"Gold and silver fell on the last trading day of 2025, though both remained on track for the biggest annual gain in more than four decades as a banner year for precious metals draws to a close. Spot gold hovered around $4,320 an ounce, while silver slid toward $71. The two have seen exceptional volatility in thin post-holiday trading, plunging Monday before recovering Tuesday and dropping again Wednesday."
"Both metals are still on track for their best year since 1979, supported by strong demand for haven assets amid mounting geopolitical risks, and by interest-rate cuts by the US Federal Reserve. The so-called debasement trade - triggered by fears of inflation and swelling debt burdens in developed economies - has helped supercharge the scorching rally. In gold, the bigger market by far, those factors spurred a rush by investors into bullion-backed exchange-traded funds, while central banks extended a years-long buying spree."
"This time around, the record run saw prices smash through $4,000 in early October. "In my career, it's unprecedented," said John Reade, a market veteran and chief strategist at the World Gold Council. "Unprecedented by the number of new all-time highs, and unprecedented in the performance of gold exceeding the expectations of so many people by so much.""
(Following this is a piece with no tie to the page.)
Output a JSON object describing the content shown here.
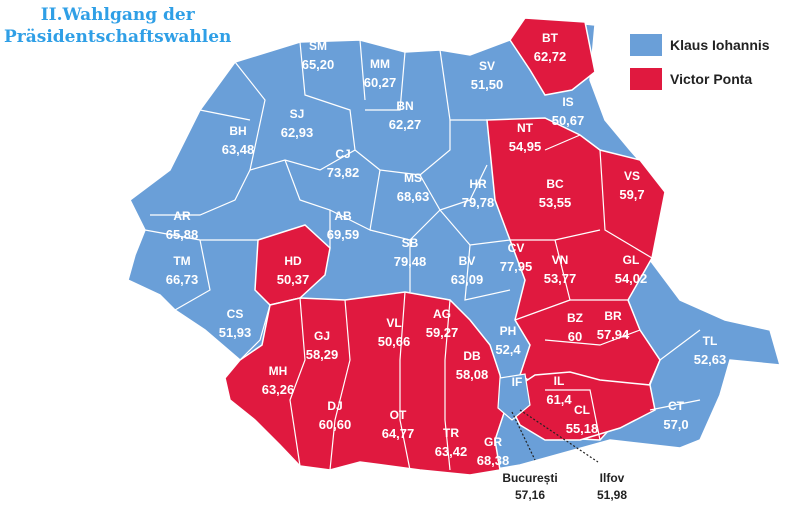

Gold and silver ended 2025 with exceptional annual gains amid volatile trading. Spot gold traded near $4,320 an ounce and silver near $71, with both metals seeing sharp swings in thin post-holiday sessions. CME Group raised margin requirements twice after large moves. Sustained demand for havens, central-bank purchases, investor flows into bullion ETFs, Fed interest-rate cuts and a debasement trade driven by inflation and high debt underpinned the rally. Gold gained about 63% for the year, while silver rallied over 140%, supported by speculative buying and industrial demand including electronics, solar panels and electric vehicles.